Despite being a faculty member at TU Darmstadt only since 2011, Jan Peters has already nurtured a series of outstanding young researchers into successful careers. These include new faculty members at leading universities in the USA, Japan, Germany, Finland and Holland, postdoctoral scholars at top computer science departments (including MIT, CMU, and Berkeley) and young leaders at top AI companies (including Amazon, Boston Dynamics, Google and Facebook/Meta).

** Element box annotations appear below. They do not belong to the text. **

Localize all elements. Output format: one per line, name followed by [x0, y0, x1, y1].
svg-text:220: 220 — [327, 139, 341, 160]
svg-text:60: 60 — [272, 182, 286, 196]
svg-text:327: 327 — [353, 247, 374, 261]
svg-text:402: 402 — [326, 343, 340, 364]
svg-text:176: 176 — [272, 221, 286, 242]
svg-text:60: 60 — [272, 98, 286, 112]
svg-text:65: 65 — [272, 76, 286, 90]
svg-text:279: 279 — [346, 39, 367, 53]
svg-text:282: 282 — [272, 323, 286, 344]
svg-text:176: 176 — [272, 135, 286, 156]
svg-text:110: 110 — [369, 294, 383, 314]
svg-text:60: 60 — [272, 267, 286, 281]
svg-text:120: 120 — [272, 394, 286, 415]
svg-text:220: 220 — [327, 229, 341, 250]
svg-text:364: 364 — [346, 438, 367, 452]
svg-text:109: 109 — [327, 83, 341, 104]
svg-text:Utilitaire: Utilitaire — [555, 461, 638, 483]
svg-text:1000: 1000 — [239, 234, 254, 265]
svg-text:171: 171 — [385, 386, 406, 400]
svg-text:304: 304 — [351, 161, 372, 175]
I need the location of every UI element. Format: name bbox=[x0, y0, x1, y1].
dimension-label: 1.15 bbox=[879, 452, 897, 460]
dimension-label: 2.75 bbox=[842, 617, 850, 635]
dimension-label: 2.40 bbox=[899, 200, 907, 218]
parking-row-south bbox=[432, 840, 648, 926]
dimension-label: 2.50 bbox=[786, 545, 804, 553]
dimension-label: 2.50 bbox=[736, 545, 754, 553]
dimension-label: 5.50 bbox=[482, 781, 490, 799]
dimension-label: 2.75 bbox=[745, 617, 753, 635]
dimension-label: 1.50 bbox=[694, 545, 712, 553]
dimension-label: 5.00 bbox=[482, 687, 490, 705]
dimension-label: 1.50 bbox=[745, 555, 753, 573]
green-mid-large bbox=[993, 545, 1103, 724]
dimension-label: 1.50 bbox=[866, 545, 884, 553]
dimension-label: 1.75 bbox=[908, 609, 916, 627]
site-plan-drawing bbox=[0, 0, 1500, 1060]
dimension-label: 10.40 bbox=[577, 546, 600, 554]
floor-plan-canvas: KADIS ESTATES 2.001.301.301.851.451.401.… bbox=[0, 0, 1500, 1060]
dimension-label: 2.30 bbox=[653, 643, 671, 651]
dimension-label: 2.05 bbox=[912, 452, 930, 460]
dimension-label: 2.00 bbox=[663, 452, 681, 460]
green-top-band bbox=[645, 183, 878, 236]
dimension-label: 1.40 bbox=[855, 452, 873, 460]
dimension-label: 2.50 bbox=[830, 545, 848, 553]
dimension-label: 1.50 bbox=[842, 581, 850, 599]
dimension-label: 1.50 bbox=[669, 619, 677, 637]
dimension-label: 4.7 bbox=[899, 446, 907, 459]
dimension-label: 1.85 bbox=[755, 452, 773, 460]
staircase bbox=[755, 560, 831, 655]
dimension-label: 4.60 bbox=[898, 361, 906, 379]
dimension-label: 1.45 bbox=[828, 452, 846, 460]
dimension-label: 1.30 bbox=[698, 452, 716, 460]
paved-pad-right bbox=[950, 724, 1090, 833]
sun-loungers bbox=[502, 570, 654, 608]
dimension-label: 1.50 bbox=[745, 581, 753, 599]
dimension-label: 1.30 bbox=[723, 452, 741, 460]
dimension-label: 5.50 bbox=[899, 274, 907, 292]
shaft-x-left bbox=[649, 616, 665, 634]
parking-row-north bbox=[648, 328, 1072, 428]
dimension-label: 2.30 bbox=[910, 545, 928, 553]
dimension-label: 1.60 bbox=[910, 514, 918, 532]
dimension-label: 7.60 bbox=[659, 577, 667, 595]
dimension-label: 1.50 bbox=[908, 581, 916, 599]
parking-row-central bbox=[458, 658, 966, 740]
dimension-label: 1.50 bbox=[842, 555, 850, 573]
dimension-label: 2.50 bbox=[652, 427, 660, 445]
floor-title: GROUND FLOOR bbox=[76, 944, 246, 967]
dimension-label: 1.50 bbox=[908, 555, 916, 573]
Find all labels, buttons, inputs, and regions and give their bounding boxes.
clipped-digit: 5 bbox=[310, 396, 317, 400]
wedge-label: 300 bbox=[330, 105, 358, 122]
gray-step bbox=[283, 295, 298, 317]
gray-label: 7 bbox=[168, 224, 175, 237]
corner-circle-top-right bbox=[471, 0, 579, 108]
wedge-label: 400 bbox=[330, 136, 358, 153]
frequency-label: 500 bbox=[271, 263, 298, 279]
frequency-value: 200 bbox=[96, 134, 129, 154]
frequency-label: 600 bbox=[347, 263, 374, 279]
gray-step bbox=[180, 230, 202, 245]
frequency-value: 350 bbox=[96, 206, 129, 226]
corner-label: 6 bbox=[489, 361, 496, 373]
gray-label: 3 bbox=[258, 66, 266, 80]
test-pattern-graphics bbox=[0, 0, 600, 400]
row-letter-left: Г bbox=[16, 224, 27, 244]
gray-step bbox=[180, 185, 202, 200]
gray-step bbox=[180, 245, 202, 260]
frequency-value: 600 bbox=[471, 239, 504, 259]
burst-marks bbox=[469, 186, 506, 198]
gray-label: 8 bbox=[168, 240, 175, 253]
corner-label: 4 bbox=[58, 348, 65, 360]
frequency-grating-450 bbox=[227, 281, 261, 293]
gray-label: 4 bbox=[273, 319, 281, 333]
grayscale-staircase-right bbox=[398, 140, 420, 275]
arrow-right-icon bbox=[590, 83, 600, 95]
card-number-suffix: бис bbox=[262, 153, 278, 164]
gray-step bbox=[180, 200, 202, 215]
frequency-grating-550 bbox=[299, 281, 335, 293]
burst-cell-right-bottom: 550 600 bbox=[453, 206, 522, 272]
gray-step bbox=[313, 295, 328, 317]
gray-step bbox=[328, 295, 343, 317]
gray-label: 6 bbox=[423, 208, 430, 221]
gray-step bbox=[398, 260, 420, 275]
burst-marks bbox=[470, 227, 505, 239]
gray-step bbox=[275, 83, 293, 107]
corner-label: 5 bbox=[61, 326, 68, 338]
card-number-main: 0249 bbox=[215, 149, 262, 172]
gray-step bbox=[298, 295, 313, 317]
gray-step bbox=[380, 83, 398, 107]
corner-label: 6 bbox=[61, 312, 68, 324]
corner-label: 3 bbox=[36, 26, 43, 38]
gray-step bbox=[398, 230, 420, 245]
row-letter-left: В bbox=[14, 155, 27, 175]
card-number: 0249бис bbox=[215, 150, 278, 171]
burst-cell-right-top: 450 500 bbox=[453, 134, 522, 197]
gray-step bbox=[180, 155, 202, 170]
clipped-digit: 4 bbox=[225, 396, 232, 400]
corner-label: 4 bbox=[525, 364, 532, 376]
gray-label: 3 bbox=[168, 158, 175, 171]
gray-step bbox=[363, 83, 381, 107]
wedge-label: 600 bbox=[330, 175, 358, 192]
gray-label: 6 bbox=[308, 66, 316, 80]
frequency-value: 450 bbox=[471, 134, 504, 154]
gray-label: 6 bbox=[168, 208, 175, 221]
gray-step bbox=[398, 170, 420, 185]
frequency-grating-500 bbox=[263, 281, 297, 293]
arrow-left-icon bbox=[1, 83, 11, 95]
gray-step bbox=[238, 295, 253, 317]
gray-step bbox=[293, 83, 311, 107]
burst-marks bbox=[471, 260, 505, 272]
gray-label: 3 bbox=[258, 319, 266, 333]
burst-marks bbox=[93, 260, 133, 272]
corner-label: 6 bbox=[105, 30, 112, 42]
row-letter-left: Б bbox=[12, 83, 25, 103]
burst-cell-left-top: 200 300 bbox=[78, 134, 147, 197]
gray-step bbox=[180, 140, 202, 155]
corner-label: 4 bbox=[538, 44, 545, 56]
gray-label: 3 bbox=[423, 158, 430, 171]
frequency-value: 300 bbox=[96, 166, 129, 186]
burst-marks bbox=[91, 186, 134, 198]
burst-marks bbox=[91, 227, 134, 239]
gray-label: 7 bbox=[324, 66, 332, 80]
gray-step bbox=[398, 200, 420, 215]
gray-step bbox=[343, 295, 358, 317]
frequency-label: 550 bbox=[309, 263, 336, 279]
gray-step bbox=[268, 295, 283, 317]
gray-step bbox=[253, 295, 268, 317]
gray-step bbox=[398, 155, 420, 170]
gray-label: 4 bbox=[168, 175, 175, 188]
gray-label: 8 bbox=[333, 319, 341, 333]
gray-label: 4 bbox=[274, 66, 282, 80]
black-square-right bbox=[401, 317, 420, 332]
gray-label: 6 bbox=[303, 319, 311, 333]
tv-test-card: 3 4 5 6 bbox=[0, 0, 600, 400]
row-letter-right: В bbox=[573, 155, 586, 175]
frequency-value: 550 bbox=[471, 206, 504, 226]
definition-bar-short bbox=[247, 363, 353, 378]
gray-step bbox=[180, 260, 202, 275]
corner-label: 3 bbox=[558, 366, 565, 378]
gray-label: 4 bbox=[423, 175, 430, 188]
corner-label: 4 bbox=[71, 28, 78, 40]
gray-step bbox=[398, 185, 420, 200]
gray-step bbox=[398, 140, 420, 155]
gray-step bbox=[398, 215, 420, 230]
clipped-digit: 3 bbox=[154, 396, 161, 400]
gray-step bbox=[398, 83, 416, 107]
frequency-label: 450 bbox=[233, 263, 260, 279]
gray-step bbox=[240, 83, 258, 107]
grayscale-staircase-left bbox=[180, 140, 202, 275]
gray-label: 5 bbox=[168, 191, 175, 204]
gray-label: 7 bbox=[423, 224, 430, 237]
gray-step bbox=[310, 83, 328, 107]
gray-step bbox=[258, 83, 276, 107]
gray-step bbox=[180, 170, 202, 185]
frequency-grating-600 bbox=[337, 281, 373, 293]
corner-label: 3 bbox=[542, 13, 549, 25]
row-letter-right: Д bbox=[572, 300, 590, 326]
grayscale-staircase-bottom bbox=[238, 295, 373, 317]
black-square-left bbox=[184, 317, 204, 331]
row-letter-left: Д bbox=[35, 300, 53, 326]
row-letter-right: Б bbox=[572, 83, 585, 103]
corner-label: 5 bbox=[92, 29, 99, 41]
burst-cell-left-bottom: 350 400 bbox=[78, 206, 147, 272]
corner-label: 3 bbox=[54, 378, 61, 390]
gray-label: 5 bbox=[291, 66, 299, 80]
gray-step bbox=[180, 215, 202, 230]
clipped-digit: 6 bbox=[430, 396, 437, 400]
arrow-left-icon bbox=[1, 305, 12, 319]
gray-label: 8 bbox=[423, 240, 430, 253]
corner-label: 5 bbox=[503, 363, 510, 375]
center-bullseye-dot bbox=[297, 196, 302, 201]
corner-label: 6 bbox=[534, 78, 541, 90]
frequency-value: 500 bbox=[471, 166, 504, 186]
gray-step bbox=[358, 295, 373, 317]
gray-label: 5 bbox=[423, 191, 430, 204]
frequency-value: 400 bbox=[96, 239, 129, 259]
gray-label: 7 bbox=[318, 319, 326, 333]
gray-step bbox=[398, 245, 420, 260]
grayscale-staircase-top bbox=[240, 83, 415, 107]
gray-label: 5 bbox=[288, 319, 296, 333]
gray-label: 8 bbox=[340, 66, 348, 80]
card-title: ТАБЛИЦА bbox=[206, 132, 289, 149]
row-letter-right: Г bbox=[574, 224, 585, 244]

Jan Peters has studied Computer Science, Electrical, Mechanical and Control Engineering at TU Munich and FernUni Hagen in Germany, at the National University of Singapore (NUS) and the University of Southern California (USC). He has received four Master's degrees in these disciplines as well as a Computer Science PhD from USC. Jan Peters has performed research in Germany at DLR, TU Munich and the Max Planck Institute for Biological Cybernetics (in addition to the institutions above), in Japan at the Advanced Telecommunication Research Center (ATR), at USC and at both NUS and Siemens Advanced Engineering in Singapore. He has led research groups on Machine Learning for Robotics at the Max Planck Institutes for Biological Cybernetics (2007-2010) and Intelligent Systems (2010-2021).